Supervisor Kate Murray and the Hempstead Town Board today approved legislation that makes America’s largest township the only local municipality to change local law to speed power restoration following an emergency.
Under the legislative amendment, in the event of a serious storm or flood, the local utility (PSEG Long Island) now has greater authority in determining who could execute electrical repairs and inspections prior to energy being restored to area homes.
“With a township as large as Hempstead Town, it’s even more vital for PSEG Long Island to get right to work after a major storm and restore power to the hundreds of thousands of residents they serve,” Murray said. “Our new law cuts the ‘red tape’ during emergency situations and grants the utility company the power to act swiftly and safely during times when neighbors need them the most.”
Under ordinary circumstances, Hempstead’s Town Code, along with all townships in Nassau County, requires that electrical repair work be performed by an electrician licensed in the Town of Hempstead and that all electrical work be inspected by private electrical inspection agencies that are certified by Hempstead. In the wake of a disaster, such as Hurricane Sandy, the pool of those electricians and inspectors licensed by the town is woefully insufficient to meet demand.

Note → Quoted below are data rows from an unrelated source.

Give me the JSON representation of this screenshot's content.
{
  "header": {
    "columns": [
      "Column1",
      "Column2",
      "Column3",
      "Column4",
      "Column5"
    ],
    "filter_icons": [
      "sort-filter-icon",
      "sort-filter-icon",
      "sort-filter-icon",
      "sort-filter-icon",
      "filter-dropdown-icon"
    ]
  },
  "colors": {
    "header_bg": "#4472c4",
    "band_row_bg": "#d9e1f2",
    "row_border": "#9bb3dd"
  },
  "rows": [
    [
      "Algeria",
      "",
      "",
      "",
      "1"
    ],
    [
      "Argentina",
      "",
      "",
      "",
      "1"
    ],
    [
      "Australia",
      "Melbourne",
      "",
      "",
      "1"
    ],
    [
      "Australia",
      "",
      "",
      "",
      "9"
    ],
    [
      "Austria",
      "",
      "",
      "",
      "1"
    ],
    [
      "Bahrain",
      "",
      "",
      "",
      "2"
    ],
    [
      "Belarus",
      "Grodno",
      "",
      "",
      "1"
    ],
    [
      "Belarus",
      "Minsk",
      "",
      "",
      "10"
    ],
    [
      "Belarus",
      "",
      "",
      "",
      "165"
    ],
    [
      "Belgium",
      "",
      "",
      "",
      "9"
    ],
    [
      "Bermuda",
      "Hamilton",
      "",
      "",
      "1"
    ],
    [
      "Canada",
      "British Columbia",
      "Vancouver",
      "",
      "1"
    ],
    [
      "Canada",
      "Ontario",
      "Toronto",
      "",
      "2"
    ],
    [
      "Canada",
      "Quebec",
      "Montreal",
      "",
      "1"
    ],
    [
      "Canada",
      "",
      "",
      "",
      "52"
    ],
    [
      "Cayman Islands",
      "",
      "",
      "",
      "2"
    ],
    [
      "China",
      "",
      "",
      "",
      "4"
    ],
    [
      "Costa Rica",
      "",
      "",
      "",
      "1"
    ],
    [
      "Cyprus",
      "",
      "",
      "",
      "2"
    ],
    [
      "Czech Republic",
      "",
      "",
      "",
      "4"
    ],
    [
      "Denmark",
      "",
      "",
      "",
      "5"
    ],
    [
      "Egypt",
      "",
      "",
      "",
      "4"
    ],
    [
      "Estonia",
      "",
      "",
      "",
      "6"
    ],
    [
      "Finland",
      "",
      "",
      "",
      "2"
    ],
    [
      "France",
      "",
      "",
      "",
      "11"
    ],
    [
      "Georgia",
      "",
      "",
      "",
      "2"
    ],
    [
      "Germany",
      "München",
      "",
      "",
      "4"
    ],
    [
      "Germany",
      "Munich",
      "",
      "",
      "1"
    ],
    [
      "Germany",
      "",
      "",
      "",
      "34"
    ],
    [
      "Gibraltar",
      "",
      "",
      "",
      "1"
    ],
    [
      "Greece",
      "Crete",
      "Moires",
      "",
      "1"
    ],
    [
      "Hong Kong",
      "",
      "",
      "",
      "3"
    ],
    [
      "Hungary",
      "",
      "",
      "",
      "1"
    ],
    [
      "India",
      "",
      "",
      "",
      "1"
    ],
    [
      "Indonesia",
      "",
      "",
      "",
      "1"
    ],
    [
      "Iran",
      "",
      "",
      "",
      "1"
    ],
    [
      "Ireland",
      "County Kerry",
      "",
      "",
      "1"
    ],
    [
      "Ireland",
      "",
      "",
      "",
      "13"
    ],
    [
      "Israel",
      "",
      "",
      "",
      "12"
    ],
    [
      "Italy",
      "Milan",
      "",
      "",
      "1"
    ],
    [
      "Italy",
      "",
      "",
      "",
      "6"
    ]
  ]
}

Accordingly, Hempstead Town’s new legislation authorizes PSEG to utilize other electricians and inspectors in extraordinary circumstances, such as a hurricane, flood or major storm. The legislation goes into effect if a state of emergency is declared by the town, county or state affecting a geographic area within the township. Additionally, the legislation could go into effect if PSEG implements its own emergency procedures in response to a storm, flood or similar extraordinary situation which impacts PSEG’s service system.
"The Town has passed an amendment that appears to allow us to restore our customers faster after a storm and we applaud their efforts," said John O'Connell, Vice President of Transmission and Distribution for PSEG Long Island.
Murray explained that removing potential obstacles in an emergency will result in quicker energy restoration for victims who are without electrical power.
“We’re determined to do everything in our power to help neighbors in the wake of an emergency,” Murray said. “Though the restoration of power is out of our hands on the town level, this new legislation helps enhance the local utility’s ability to respond to emergency situations.”